São Paulo, 09 de maio de 2006.

TEATRO DOS VAMPIROS II

Sem muito o que fazer, sem muito o que comer, sem emprego, sem escola, a única saída da gente foi ver televisão. Não sei o que seria da nossa vida sem essa caixinha preta. Nossa, é tão legal assistir nas novelas aquela gente bonita, bem vestida, bem nutrida, bronzeada. É tão legal ver no final que os bandidos safados vão pra cadeia, ou, melhor ainda, morrem. Os bonzinhos bonitinhos casam e ficam felizes…

Aos domingos, o que não falta é opção. É tão emocionante as homenagens que eles fazem praqueles atores. A maioria deles acabaram de sair da Malhação, e já são grandes figuras humanas, conforme diz o apresentador… Sempre sai choro, e a gente aqui em casa chora junto.

E quando eles escolhem um mendigo na rua pra presentear? A gente vibra de felicidade. Eles dão casa, carro, dinheiro, móveis, emprego, e tudo de bom que o sujeito vai perder em dois meses. Pena que a gente não saiba escrever pra mandar uma carta e ser sorteado também. A vizinha disse que uma amiga da cunhada do irmão do patrão recebeu a visita de um cantor de pagode, e ganhou um monte de coisa, até penteado novo…

Tem noite que eu mal consigo dormir. Fico doida da vida com as maldades que os integrantes do BBB fazem só pra ganhar aquele dinheirão todo… Não sei pra que tanta briga, já que maioria vai posar pelada, dar entrevistas, participar de novelas, e ganhar muito mais.

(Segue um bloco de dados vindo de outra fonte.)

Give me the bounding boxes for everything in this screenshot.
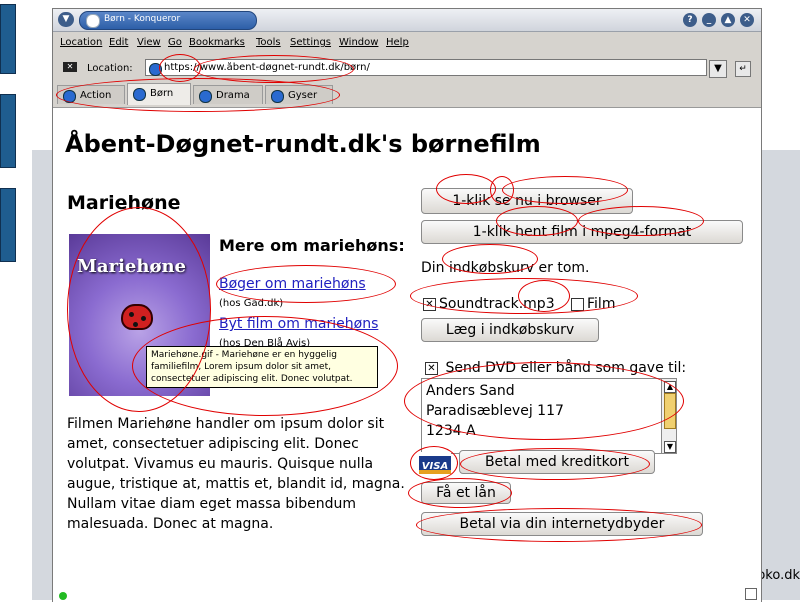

O que eu mais gosto mesmo são aqueles programas onde a gente tem a chance de virar estrela. A amiga do vizinho da tia do padrasto do sobrinho do rapaz da rua de baixo participou. Rimos muito com o papel de ridícula que ela fez, com o esporro que tomou dos jurados, com a humilhação do choro de dez minutos na frente da câmera, para o Brasil inteiro ver. Dizem até que ela foi demitida da casa que fazia faxina… Mas valeu à pena. Tem que tentar, gente. Na televisão é que eles são felizes. É outro planeta, que, se a gente puder entrar, não pode desperdiçar a chance. Ainda mais agora, que os traficantes tomaram a escola do bairro. Também, não ia dar tempo pros meninos estudarem, pois o horário não bate com o trabalho no farol da avenida.

Só não gosto do futebol que meu marido assiste umas duas vezes por semana. Sempre que o time dele perde, toma umas a mais no boteco e bate nos meninos e em mim… Também, coitado, a única alegria é a bola…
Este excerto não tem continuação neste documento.